Class visits this week focus either on the new year--with thoughts on the passage of time, resolutions, and having new books to read; or on the California Young Reader Medal (CYRM) contest, in which Pennekamp participates annually. The CYRM medals are awarded based on student votes, so our participation delivers a civics lesson while creating competitve excitement around book selection. Students all over California read or hear read the same set of nominated books. Participating students (such as ours) engage in thought and discussion about each book's strengths and weaknesses; but further, because this is a vote-based contest, students arrive at an informed position, exercise the power of voting, and observe that the outcome of a vote may not be an individual's own choice but is the choice of the majority. The statewide winners are announced on May 1. I am always interested and sometimes surprised to see which books the students actually prefer (which may or may not be the ones we grownups like and recommend).

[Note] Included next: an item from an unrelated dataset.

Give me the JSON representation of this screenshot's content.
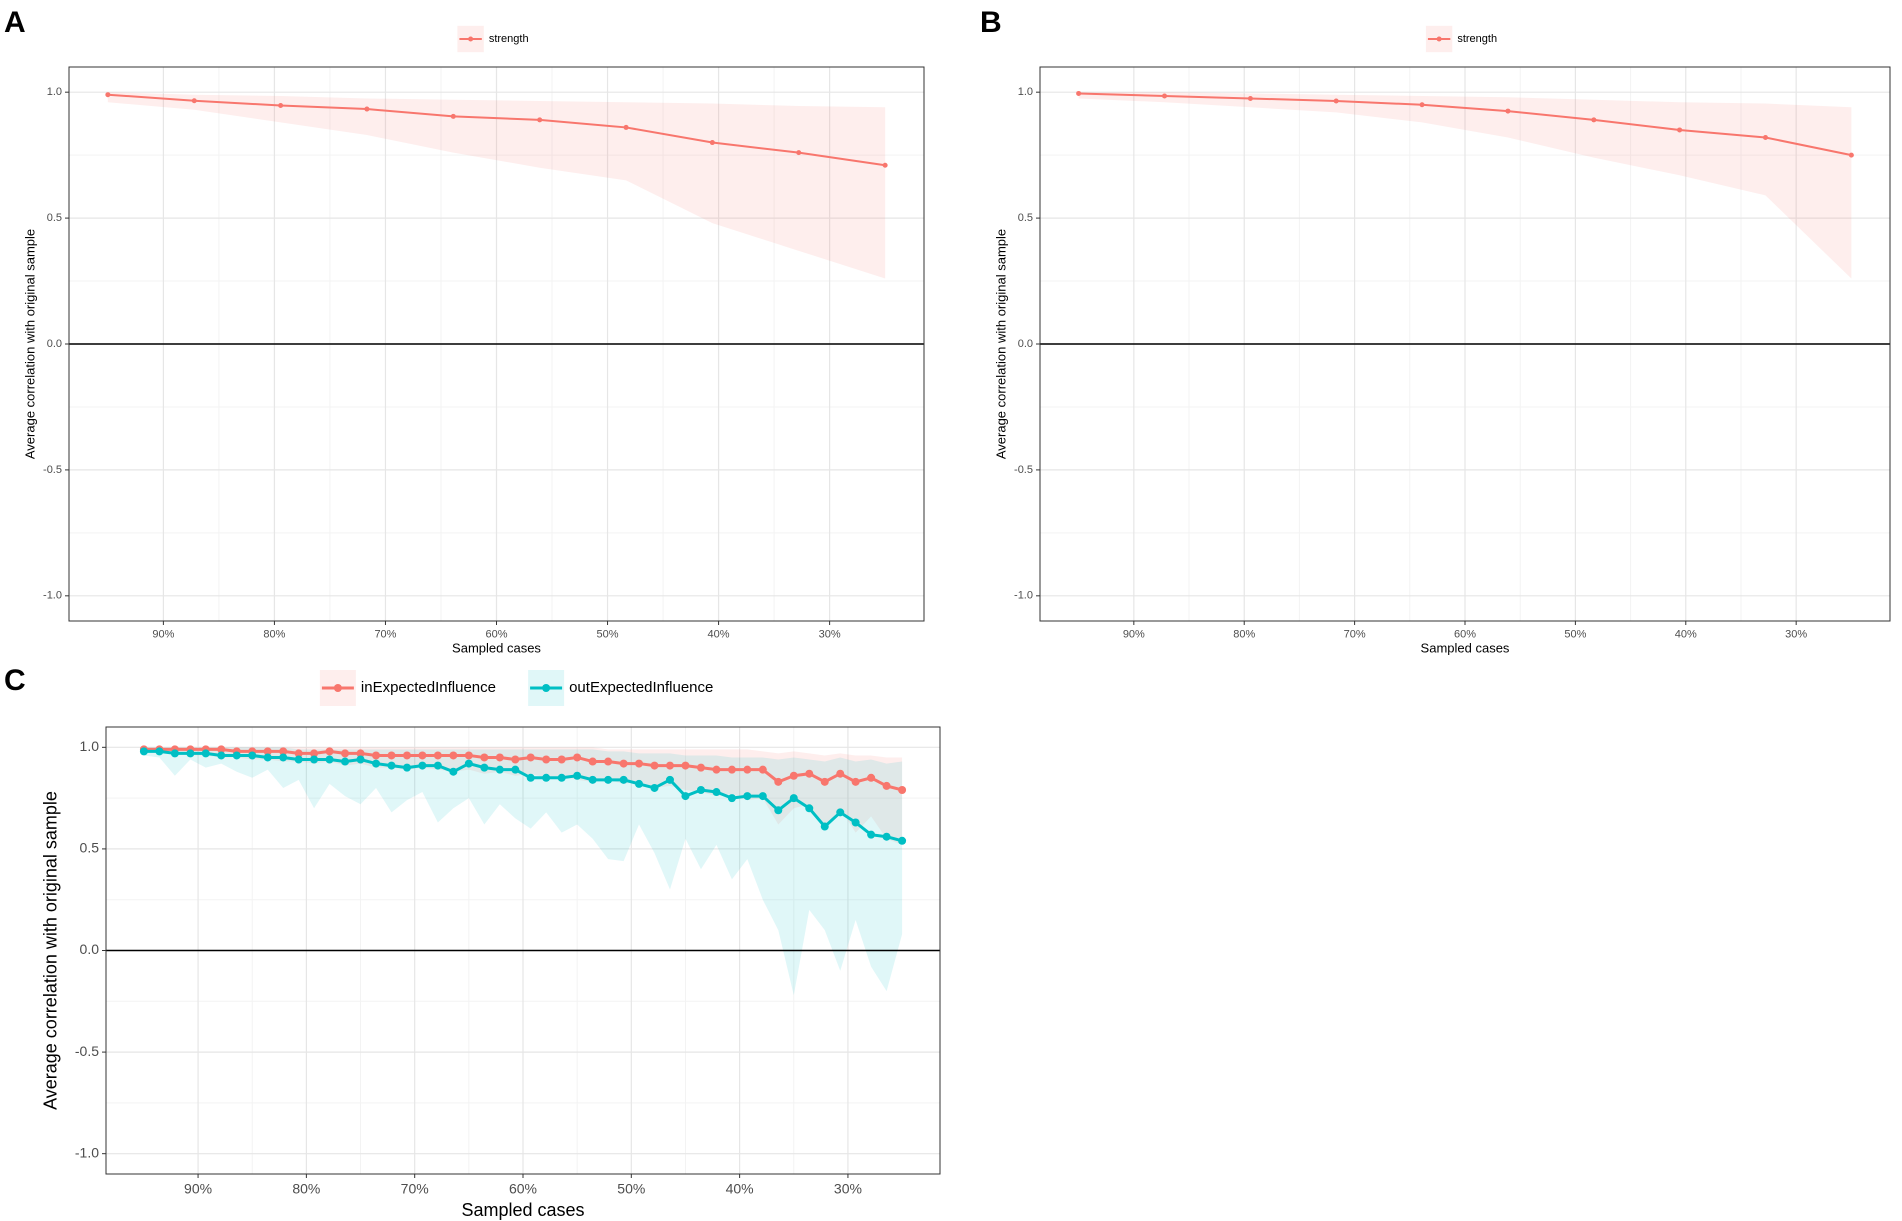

Specific readalouds can be found on the Weekly Readalouds page of this site. There is some variety among classes of the same grade to account for the upcoming school holiday on Monday, January 19; I'm trying to keep classes roughly together so that all students in a given grade vote during the same week.
The book club for 5th-grade students is up and running! Our first selection is (by popular vote) A Tale Dark and Grimm, by Adam Gidwitz. The next club meeting is Monday, January 12. The February selection will be Counting by 7s, by Holly Goldberg Sloan. The March and April books are TBD in a runoff vote. May will be Harry Potter and the Sorcerer's Stone, by J.K. Rowling.